We use the pediatric FP8 model for cases of refractory glaucoma in children and have found encouraging results. We also use the AGV in cases of post-penetrating keratoplasty glaucoma. Such eyes generally have deformed anterior segments and large areas of peripheral anterior synechiae. Trabeculectomy with or without antimetabolites may fail in such eyes. The AGV, by acting as a drainage device, can be combined with other anterior segment reconstructive procedures such as secondary IOL fixation or pupilloplasty to get good postoperative results. We fix the tube tip behind the iris, in front of the IOL, in such cases or in the anterior vitreous after a thorough vitrectomy in eyes with no posterior capsule.
Image: Agarwal A
Other patients that require special consideration are those undergoing Boston keratoprosthesis (KPro) implantation. These patients sometimes develop increased IOP in the postoperative period, especially if they also have deformed, complex anterior segments. Measuring IOP in the presence of a Boston KPro is difficult, and often the surgeon relies only on digital estimation. We prefer to have a low threshold for implanting an AGV in such patients and often combine the two procedures (Figure 3). The tube is placed in front of the IOL in case of a pseudophakic Boston KPro with an intact posterior capsule. In case of a monocameral eye or in an eye with an aphakic Boston KPro and absent posterior capsule, a thorough vitrectomy is done to prevent vitreous from clogging the tube tip. We do not routinely use the pars plana clip for pars plana placement of the AGV but rather use a more oblique entry through the scleral wall as well as a stay suture on the tube.
Complications
Careful attention should be paid to the tube. Any inflammation within the eye needs to be treated aggressively before it causes a block in the tube tip. Vitreous blocking the tube tip might need a vitrectomy. A tube that is too long may remain in the visual axis and cause symptoms, and it may need to be removed from the anterior chamber, shortened and replaced. Other tube-related complications include tube migration, tube erosion, tube-corneal touch, tube-lenticular touch and tube-iris touch.

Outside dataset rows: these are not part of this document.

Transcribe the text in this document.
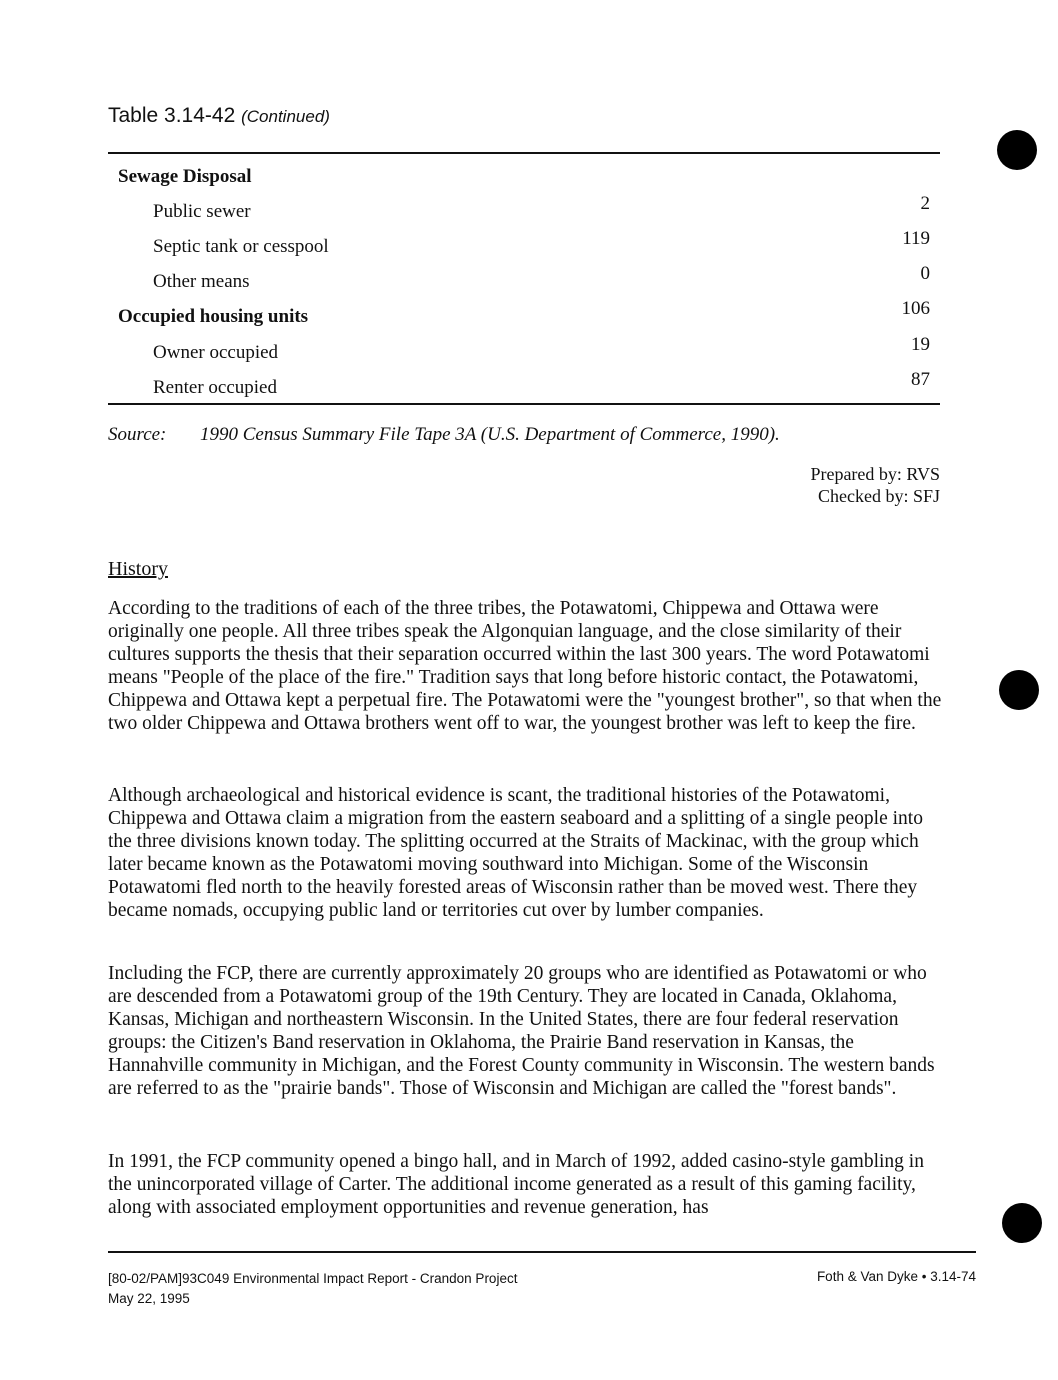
Table 3.14-42 (Continued)
Sewage Disposal
Public sewer	2
Septic tank or cesspool	119
Other means	0
Occupied housing units	106
Owner occupied	19
Renter occupied	87
Source: 1990 Census Summary File Tape 3A (U.S. Department of Commerce, 1990).
Prepared by: RVS
Checked by: SFJ
History

According to the traditions of each of the three tribes, the Potawatomi, Chippewa and Ottawa were originally one people. All three tribes speak the Algonquian language, and the close similarity of their cultures supports the thesis that their separation occurred within the last 300 years. The word Potawatomi means "People of the place of the fire." Tradition says that long before historic contact, the Potawatomi, Chippewa and Ottawa kept a perpetual fire. The Potawatomi were the "youngest brother", so that when the two older Chippewa and Ottawa brothers went off to war, the youngest brother was left to keep the fire.

Although archaeological and historical evidence is scant, the traditional histories of the Potawatomi, Chippewa and Ottawa claim a migration from the eastern seaboard and a splitting of a single people into the three divisions known today. The splitting occurred at the Straits of Mackinac, with the group which later became known as the Potawatomi moving southward into Michigan. Some of the Wisconsin Potawatomi fled north to the heavily forested areas of Wisconsin rather than be moved west. There they became nomads, occupying public land or territories cut over by lumber companies.

Including the FCP, there are currently approximately 20 groups who are identified as Potawatomi or who are descended from a Potawatomi group of the 19th Century. They are located in Canada, Oklahoma, Kansas, Michigan and northeastern Wisconsin. In the United States, there are four federal reservation groups: the Citizen's Band reservation in Oklahoma, the Prairie Band reservation in Kansas, the Hannahville community in Michigan, and the Forest County community in Wisconsin. The western bands are referred to as the "prairie bands". Those of Wisconsin and Michigan are called the "forest bands".

In 1991, the FCP community opened a bingo hall, and in March of 1992, added casino-style gambling in the unincorporated village of Carter. The additional income generated as a result of this gaming facility, along with associated employment opportunities and revenue generation, has

[80-02/PAM]93C049 Environmental Impact Report - Crandon Project
May 22, 1995
Foth & Van Dyke • 3.14-74
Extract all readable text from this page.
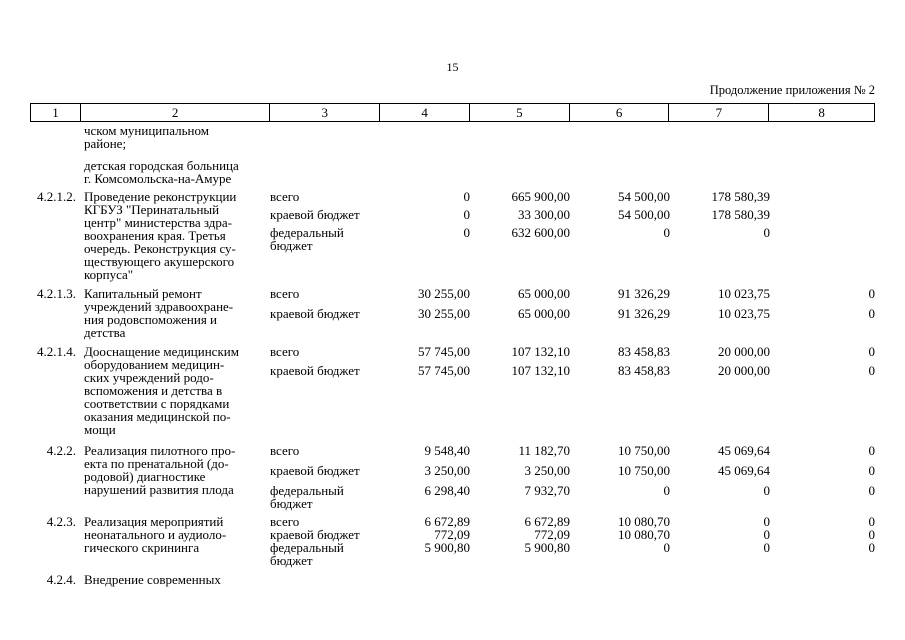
15
Продолжение приложения № 2
1	2	3	4	5	6	7	8
чском муниципальном
районе;
детская городская больница
г. Комсомольска-на-Амуре
4.2.1.2. Проведение реконструкции
КГБУЗ "Перинатальный
центр" министерства здра-
воохранения края. Третья
очередь. Реконструкция су-
ществующего акушерского
корпуса"
всего	0	665 900,00	54 500,00	178 580,39
краевой бюджет	0	33 300,00	54 500,00	178 580,39
федеральный
бюджет
0	632 600,00	0	0
4.2.1.3. Капитальный ремонт
учреждений здравоохране-
ния родовспоможения и
детства
всего	30 255,00	65 000,00	91 326,29	10 023,75	0
краевой бюджет	30 255,00	65 000,00	91 326,29	10 023,75	0
4.2.1.4. Дооснащение медицинским
оборудованием медицин-
ских учреждений родо-
вспоможения и детства в
соответствии с порядками
оказания медицинской по-
мощи
всего	57 745,00	107 132,10	83 458,83	20 000,00	0
краевой бюджет	57 745,00	107 132,10	83 458,83	20 000,00	0
4.2.2. Реализация пилотного про-
екта по пренатальной (до-
родовой) диагностике
нарушений развития плода
всего	9 548,40	11 182,70	10 750,00	45 069,64	0
краевой бюджет	3 250,00	3 250,00	10 750,00	45 069,64	0
федеральный
бюджет
6 298,40	7 932,70	0	0	0
4.2.3. Реализация мероприятий
неонатального и аудиоло-
гического скрининга
всего	6 672,89	6 672,89	10 080,70	0	0
краевой бюджет	772,09	772,09	10 080,70	0	0
федеральный
бюджет
5 900,80	5 900,80	0	0	0
4.2.4. Внедрение современных
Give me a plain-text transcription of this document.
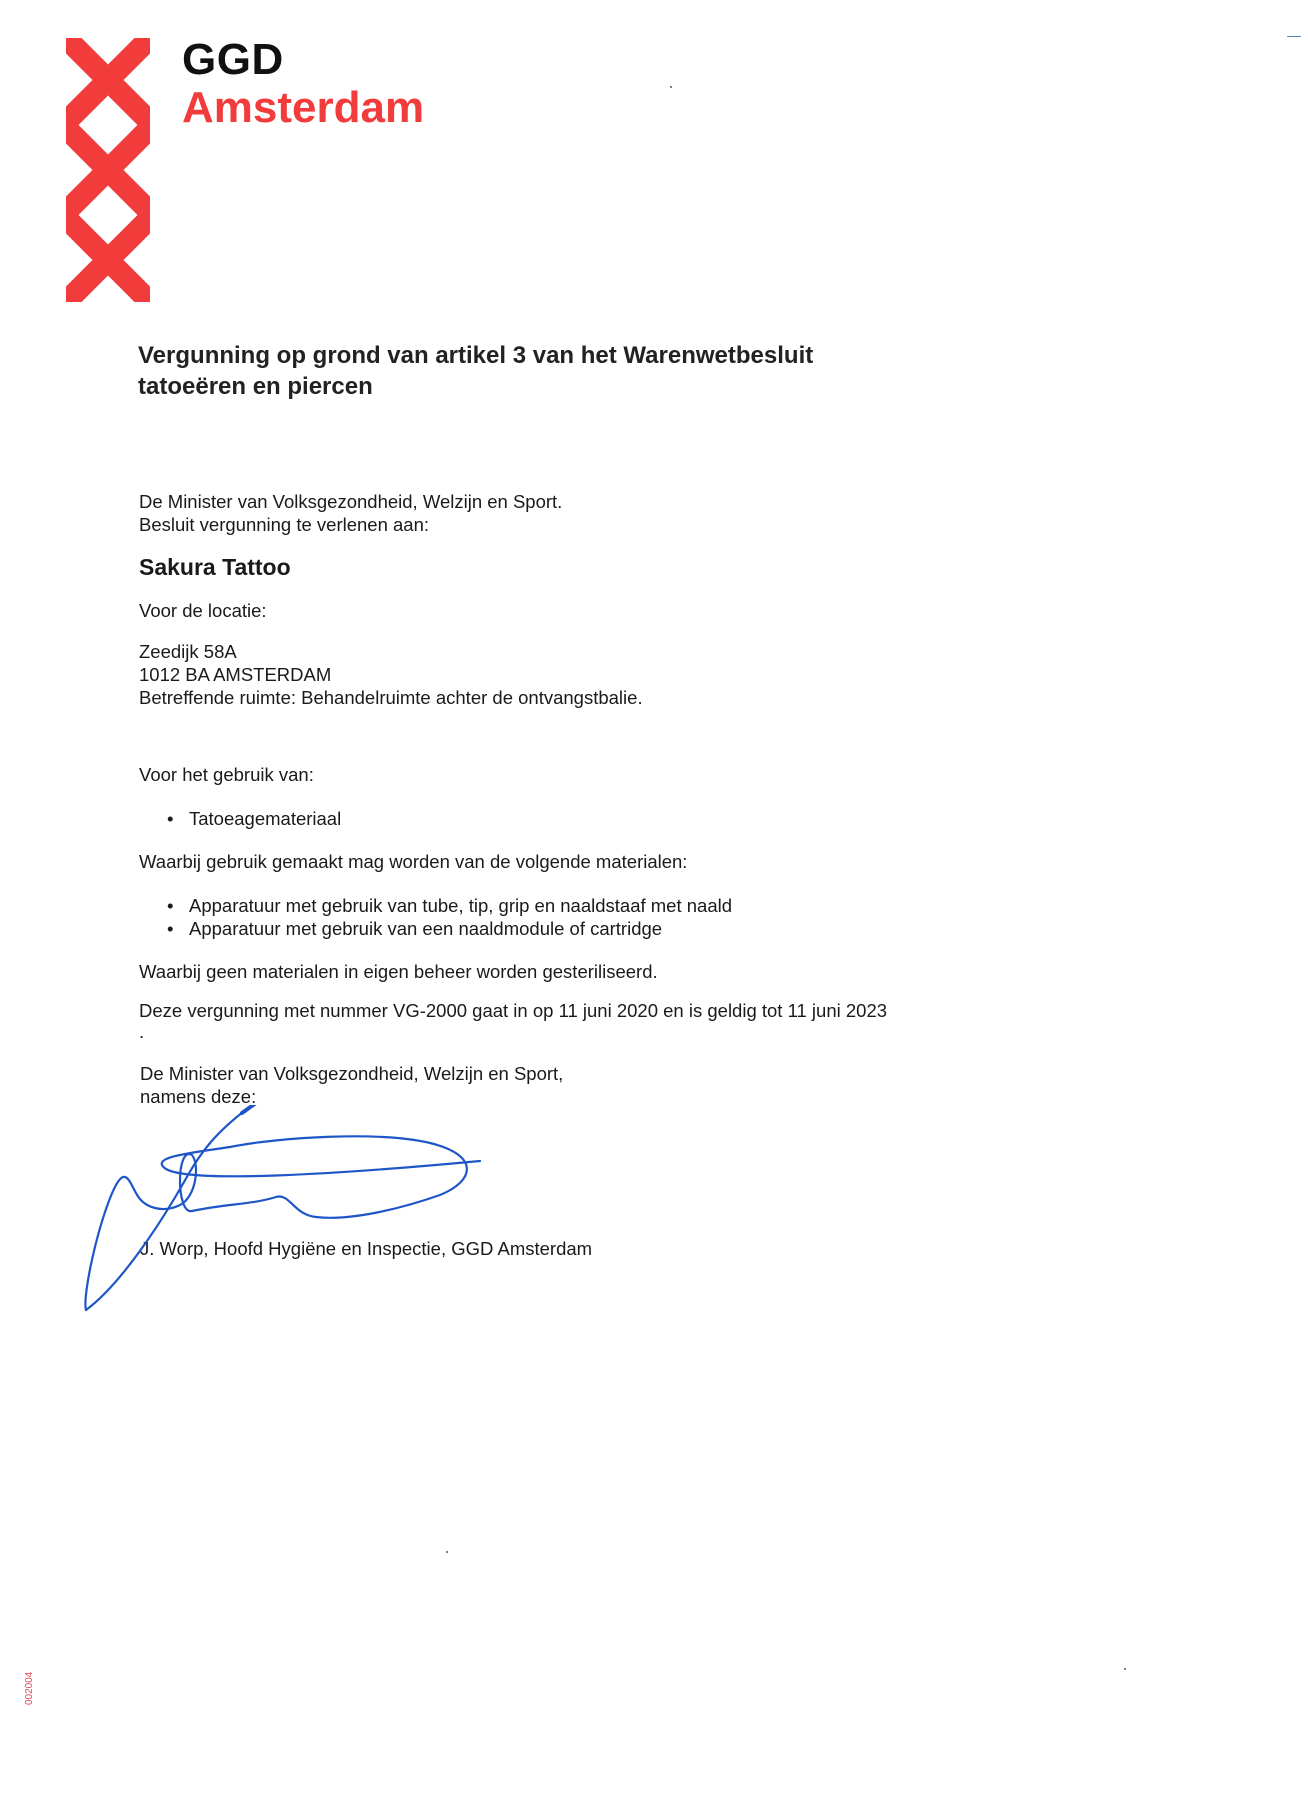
GGD
Amsterdam
Vergunning op grond van artikel 3 van het Warenwetbesluit
tatoeëren en piercen
De Minister van Volksgezondheid, Welzijn en Sport.
Besluit vergunning te verlenen aan:
Sakura Tattoo
Voor de locatie:
Zeedijk 58A
1012 BA AMSTERDAM
Betreffende ruimte: Behandelruimte achter de ontvangstbalie.
Voor het gebruik van:
• Tatoeagemateriaal
Waarbij gebruik gemaakt mag worden van de volgende materialen:
• Apparatuur met gebruik van tube, tip, grip en naaldstaaf met naald
• Apparatuur met gebruik van een naaldmodule of cartridge
Waarbij geen materialen in eigen beheer worden gesteriliseerd.
Deze vergunning met nummer VG-2000 gaat in op 11 juni 2020 en is geldig tot 11 juni 2023
.
De Minister van Volksgezondheid, Welzijn en Sport,
namens deze:
J. Worp, Hoofd Hygiëne en Inspectie, GGD Amsterdam
002004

The tube tip is sometimes difficult to see and may require anterior segment optical coherence tomography to visualize. Anterior segment OCT can visualize the tube tract under the sclera and conjunctiva as well as the plate of the AGV. It may also be used to visualize the tip of the tube and the presence of any block.
Although we routinely elevate a lamellar scleral flap for tube coverage, a donor scleral patch graft, a scleral autograft or preserved dura might be used to cover the tube primarily or secondarily if it is exposed. This has the disadvantage of requiring donor tissue or additional site surgery.
Early postoperative hypotony can be avoided by using a Vicryl suture for temporarily ligating the tube. This helps avoid attendant complications such as choroidal effusion and suprachoroidal hemorrhage. Late hypertensive phase, if it occurs, may be managed medically. Bleb encapsulation and fibrosis leading to increased IOP and failure may be managed by a second AGV implantation or by needling the bleb.
Conclusion
To conclude, we have found encouraging results with the AGV, but it requires greater surgical skill, meticulousness and close attention to surgical details.